Johnson & Johnson failed to capitalize on the pulsed field ablation wave in the first quarter of 2025, despite recently launching its Varipulse device in the U.S.
The healthcare giant on Tuesday reported strong growth for its cardiovascular portfolio — largely due to its recent M&A spree in the space — but electrophysiology sales fell year over year by nearly 2%. Electrophysiology was the only cardiovascular group to decline in the quarter, as sales for the segment overall grew by more than 16% to $2.1 billion.

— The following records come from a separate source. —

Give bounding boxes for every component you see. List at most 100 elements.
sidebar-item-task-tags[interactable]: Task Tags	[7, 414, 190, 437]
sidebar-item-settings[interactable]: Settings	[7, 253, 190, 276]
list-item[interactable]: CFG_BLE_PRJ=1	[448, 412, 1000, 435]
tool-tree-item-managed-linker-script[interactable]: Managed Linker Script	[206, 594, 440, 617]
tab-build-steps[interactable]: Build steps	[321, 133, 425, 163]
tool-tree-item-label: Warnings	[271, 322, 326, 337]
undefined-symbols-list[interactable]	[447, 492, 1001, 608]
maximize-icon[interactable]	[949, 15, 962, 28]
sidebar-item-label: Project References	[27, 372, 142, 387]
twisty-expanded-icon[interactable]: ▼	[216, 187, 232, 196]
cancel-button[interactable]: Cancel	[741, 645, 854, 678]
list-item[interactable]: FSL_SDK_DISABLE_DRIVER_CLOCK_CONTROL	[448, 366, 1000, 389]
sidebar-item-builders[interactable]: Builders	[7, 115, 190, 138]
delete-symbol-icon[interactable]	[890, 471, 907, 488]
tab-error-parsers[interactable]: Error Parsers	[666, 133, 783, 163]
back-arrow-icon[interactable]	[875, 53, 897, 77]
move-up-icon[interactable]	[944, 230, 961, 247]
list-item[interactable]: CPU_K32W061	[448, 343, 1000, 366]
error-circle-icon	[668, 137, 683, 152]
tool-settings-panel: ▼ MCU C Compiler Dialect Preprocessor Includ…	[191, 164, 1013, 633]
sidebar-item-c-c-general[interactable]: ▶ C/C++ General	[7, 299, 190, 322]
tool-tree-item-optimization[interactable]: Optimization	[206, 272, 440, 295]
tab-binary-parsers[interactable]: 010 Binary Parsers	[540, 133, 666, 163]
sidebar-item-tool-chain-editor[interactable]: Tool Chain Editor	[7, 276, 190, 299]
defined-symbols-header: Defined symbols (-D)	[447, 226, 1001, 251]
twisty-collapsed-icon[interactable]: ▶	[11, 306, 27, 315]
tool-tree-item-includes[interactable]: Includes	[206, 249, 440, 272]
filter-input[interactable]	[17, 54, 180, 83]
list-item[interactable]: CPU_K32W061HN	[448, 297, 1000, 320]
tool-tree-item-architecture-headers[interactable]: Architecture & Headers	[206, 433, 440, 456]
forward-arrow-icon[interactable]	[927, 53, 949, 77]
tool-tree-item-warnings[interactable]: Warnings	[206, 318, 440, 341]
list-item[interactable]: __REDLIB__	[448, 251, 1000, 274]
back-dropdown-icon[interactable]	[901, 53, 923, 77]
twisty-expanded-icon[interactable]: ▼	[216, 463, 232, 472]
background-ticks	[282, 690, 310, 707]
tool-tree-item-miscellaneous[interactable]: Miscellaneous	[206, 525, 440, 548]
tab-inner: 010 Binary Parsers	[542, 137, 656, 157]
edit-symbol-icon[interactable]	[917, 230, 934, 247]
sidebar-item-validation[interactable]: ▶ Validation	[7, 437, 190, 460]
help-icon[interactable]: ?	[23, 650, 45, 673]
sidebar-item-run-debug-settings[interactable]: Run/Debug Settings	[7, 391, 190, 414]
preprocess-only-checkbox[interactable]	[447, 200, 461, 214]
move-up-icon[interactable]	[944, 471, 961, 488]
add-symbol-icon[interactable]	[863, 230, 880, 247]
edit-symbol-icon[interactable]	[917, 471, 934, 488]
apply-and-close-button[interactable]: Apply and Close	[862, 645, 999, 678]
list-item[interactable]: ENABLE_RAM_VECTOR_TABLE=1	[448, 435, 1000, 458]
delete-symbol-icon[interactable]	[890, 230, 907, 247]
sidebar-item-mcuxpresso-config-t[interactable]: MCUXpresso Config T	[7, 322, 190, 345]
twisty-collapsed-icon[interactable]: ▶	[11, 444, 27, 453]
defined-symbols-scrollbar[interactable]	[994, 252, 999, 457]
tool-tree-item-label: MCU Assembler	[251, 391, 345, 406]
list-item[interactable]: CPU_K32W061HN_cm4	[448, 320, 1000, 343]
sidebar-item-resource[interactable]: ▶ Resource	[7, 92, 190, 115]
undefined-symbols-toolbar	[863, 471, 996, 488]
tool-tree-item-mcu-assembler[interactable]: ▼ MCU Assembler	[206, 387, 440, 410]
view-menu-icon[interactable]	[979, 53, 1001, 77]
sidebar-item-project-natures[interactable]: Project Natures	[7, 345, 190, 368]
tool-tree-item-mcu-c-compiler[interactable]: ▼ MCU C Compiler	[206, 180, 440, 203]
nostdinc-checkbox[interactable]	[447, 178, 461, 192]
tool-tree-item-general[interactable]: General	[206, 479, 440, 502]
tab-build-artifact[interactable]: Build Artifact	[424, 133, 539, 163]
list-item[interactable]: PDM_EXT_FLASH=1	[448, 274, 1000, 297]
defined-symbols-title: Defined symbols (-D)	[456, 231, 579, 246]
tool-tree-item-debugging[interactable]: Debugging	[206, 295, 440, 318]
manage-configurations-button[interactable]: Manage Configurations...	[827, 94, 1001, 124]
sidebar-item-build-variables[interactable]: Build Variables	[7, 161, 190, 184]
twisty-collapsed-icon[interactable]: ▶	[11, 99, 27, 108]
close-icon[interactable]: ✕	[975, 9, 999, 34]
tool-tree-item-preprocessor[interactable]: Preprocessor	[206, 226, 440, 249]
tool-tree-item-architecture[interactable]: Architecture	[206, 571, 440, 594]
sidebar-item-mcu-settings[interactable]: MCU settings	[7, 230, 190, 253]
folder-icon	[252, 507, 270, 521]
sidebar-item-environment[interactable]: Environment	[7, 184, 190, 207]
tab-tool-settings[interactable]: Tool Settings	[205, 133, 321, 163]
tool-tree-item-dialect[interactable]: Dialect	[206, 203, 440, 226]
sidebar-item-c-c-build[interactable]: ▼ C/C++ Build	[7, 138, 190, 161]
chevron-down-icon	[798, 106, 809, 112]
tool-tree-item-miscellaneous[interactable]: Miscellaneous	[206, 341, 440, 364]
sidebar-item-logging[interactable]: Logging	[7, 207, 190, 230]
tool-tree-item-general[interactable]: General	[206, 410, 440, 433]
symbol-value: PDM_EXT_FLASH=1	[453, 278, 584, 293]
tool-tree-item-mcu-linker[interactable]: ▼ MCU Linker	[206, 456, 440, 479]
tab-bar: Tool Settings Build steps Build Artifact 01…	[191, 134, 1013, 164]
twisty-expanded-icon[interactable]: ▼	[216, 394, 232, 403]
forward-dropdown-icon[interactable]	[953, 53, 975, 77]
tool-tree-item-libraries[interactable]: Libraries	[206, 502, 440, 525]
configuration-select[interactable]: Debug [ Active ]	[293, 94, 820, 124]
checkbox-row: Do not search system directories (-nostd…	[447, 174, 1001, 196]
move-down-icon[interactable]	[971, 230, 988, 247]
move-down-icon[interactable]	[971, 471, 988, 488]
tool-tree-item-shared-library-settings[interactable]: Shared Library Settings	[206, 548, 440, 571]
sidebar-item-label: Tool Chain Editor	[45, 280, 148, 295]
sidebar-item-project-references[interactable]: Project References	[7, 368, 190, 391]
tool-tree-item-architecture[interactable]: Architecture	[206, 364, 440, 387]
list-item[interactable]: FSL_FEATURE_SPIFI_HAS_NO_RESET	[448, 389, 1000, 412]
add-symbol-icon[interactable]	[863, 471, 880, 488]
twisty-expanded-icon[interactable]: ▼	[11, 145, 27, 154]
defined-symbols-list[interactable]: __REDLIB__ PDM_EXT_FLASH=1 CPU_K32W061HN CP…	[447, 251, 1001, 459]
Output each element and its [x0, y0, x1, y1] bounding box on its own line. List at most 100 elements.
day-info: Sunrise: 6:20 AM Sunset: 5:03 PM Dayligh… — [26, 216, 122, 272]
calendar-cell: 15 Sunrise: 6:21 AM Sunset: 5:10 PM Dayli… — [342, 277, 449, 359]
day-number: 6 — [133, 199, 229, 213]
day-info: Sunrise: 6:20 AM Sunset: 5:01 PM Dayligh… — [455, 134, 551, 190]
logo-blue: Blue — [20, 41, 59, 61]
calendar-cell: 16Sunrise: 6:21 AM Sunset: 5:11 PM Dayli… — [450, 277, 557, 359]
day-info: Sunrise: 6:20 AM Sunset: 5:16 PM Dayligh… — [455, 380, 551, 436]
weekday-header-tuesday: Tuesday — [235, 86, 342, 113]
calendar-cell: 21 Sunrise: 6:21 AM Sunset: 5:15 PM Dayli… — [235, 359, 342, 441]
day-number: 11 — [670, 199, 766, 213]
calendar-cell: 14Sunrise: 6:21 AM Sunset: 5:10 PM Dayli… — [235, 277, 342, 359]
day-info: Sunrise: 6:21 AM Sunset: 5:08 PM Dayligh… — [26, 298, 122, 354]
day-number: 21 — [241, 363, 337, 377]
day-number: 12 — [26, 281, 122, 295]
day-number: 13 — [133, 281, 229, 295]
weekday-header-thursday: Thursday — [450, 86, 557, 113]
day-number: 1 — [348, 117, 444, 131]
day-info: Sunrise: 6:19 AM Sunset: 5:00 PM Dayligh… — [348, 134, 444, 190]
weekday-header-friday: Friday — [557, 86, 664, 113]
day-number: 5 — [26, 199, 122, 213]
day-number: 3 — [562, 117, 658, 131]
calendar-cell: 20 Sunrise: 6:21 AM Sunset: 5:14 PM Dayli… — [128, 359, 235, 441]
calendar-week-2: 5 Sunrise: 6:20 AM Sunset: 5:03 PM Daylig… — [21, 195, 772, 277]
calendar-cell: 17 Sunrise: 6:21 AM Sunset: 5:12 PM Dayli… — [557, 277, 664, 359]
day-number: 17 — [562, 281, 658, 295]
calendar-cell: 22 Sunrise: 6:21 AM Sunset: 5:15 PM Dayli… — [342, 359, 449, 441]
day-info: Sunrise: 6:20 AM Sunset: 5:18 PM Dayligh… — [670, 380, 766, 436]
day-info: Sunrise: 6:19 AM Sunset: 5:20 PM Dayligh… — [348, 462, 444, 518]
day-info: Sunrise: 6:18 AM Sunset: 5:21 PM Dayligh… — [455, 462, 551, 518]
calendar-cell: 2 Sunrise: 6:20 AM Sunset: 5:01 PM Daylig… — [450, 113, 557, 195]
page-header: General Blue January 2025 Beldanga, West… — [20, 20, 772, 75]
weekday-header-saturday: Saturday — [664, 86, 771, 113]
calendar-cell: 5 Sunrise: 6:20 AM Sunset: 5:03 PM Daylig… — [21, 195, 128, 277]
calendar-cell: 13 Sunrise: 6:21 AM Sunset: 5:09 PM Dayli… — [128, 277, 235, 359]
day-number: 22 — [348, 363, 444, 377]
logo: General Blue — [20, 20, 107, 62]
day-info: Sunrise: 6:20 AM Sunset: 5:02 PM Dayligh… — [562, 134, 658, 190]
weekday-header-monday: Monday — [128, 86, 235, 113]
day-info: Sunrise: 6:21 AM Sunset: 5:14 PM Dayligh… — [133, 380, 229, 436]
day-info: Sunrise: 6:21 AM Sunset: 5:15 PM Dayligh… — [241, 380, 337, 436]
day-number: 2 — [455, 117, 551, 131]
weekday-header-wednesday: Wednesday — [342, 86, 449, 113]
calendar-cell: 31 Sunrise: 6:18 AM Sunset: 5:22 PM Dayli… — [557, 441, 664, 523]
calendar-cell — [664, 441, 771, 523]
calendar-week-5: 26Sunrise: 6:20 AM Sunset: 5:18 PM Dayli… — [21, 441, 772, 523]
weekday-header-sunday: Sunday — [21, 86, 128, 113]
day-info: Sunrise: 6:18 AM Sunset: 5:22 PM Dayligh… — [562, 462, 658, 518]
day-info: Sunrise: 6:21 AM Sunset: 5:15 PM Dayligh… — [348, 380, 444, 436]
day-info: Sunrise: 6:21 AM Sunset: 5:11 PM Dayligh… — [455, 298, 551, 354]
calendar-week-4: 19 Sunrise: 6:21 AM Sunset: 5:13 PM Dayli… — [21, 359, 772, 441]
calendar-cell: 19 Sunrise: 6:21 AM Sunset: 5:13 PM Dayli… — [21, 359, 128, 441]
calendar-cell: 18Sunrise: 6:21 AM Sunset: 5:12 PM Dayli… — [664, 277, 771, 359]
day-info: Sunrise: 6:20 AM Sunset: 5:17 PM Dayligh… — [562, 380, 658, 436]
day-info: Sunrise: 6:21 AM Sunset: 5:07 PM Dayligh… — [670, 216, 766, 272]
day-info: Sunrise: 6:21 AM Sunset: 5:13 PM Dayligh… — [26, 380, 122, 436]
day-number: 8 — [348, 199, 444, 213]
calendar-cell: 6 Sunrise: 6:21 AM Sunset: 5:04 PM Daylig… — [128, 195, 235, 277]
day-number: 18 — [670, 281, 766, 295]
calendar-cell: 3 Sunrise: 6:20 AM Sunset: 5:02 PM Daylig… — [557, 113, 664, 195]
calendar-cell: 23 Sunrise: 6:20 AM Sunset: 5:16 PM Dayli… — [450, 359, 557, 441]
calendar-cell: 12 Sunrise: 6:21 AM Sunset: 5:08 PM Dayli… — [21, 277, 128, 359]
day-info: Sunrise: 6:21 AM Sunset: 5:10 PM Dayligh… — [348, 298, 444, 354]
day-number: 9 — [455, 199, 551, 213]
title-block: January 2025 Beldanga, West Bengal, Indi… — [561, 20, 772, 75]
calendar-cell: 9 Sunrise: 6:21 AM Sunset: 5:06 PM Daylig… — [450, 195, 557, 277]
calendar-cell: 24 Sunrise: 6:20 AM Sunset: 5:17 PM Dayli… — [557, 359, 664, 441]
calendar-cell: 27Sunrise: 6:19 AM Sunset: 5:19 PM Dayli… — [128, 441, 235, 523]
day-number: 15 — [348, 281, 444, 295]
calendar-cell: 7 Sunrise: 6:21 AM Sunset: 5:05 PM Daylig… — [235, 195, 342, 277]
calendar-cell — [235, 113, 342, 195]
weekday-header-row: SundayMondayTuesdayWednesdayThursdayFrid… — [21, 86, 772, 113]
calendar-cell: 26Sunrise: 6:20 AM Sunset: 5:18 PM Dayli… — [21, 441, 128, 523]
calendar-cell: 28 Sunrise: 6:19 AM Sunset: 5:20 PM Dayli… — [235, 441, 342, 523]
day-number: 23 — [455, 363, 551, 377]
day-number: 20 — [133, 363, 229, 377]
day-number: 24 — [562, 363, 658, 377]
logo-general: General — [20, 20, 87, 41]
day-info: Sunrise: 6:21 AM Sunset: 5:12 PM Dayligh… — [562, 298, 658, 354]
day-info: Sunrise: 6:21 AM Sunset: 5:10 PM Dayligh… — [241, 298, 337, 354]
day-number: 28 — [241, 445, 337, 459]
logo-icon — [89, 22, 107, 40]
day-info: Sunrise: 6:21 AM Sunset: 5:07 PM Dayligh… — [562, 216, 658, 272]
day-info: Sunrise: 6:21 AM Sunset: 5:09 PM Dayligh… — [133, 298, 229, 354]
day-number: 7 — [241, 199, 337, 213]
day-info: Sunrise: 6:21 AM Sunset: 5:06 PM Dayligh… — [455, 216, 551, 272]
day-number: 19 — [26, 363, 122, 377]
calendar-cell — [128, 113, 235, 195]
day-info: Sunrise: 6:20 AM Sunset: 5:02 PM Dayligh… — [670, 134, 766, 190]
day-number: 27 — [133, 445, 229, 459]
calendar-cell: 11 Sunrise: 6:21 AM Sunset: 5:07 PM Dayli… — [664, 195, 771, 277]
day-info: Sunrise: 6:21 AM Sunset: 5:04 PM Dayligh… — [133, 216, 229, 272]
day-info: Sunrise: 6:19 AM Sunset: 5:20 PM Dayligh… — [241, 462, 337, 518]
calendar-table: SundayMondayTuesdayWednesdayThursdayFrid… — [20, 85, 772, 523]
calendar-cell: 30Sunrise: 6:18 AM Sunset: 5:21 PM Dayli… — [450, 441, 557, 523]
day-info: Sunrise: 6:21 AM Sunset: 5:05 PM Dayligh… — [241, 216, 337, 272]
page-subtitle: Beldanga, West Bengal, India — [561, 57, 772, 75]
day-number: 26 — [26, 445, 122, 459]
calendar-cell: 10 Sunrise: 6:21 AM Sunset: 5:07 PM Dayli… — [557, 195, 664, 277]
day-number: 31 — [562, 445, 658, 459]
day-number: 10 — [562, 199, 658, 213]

The decline, which J&J attributed to competition, contrasts with rivals’ early reports: Medtronic touted strong adoption of its PFA device early in its launch, and Boston Scientific’s electrophysiology sales skyrocketed by 138% last year to nearly $2 billion, posting triple-digit growth as early as the second quarter.
PFA systems use non-thermal energy to affect heart tissue that causes atrial fibrillation, or an irregular heartbeat. Devices have only been on the market for a short time, but they are already eating up cryoablation and radiofrequency ablation procedures.
Truist Securities analysts, in a Tuesday note, wrote that J&J missed Wall Street’s sales estimates for electrophysiology by about $50 million, with a miss of about $9 million in the U.S. They added that J&J’s struggles are likely to benefit Boston Scientific and Medtronic given their “sustained head starts in PFA.”
J&J received FDA approval for its Varipulse PFA device in November, trailing Boston Scientific and Medtronic to the market by almost one year. The company paused U.S. cases of Varipulse in January for roughly five weeks and worked with the FDA due to safety concerns. At the time of the pause, Wall Street analysts cautioned that it could discourage physicians from using the device, because rival systems had not been connected to patient safety issues.
In February, RBC Capital Markets analysts said that physicians’ enthusiasm for Varipulse may have been affected by the company’s decision to stop U.S. cases, writing that J&J would have “to take meaningful steps to educate healthcare professionals.” They wrote that the company should still “be able to drive Varipulse adoption.”
J.P. Morgan analysts, in a note after Tuesday’s earnings call, echoed the concerns RBC discussed a few months ago.
“While [U.S.] Varipulse cases resumed in the quarter, we continue to expect the [O.U.S. and U.S.] challenges that Varipulse has had to potentially have a lasting negative impact on physician perception of the safety of the catheter,” the analysts wrote, “especially in light of the several safe alternatives now on the market.”
Despite the early success of Medtronic and Boston Scientific, the J.P. Morgan analysts wrote that J&J’s electrophysiology weakness in the quarter was expected.
Overall, medtech brought in sales of $8.02 billion, representing a 2.5% increase year over year.